Let’s now see how to check the website certificate’s validity.
So, our Engineers first check the affected certificate using an online tool:
And, on a Linux system, we use the command that shows example.com‘s current certificate serial number:
openssl s_client -connect example.com:443 -servername example.com -showcerts </dev/null 2>/dev/null | openssl x509 -text -noout | grep -A 1 Serial\ Number | tr -d :
Then, we check whether this serial number is listed in https://letsencrypt.org/caaproblem/
And, we inform our affected customers and renew their certificates. Otherwise, the site shows a security warning.
How we fix Let’s Encrypt websites in the server
Here, renewing the certificate is the solution and our Dedicated Engineers help customers in renewing their website certificates immediately.

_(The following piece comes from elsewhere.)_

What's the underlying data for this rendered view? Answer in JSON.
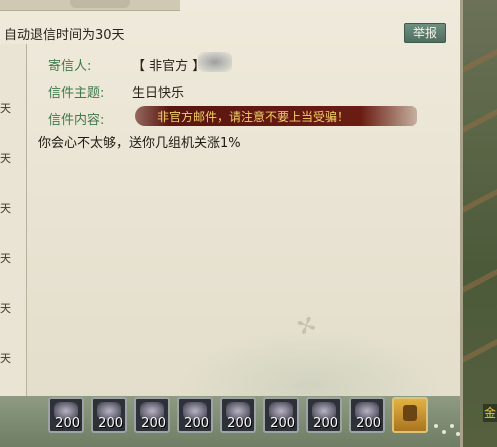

Recently, one of our customers approached us with a similar request. He said he got an e-mail regarding the bug from Let’s Encrypt team.
The customer was using certbot as an ACME client. So, we renewed his certificate using the command below.
certbot renew --force-renewal
Where ACME client is a protocol used by Let’s Encrypt to verify that who controls the given domain name.
[Need more assistance with Let’s Encrypt?- We’ll help you.]
In short, we saw details about the Let’s Encrypt CAA bug. Also, we saw how our Support Engineers resolved the problem by renewing the certificate.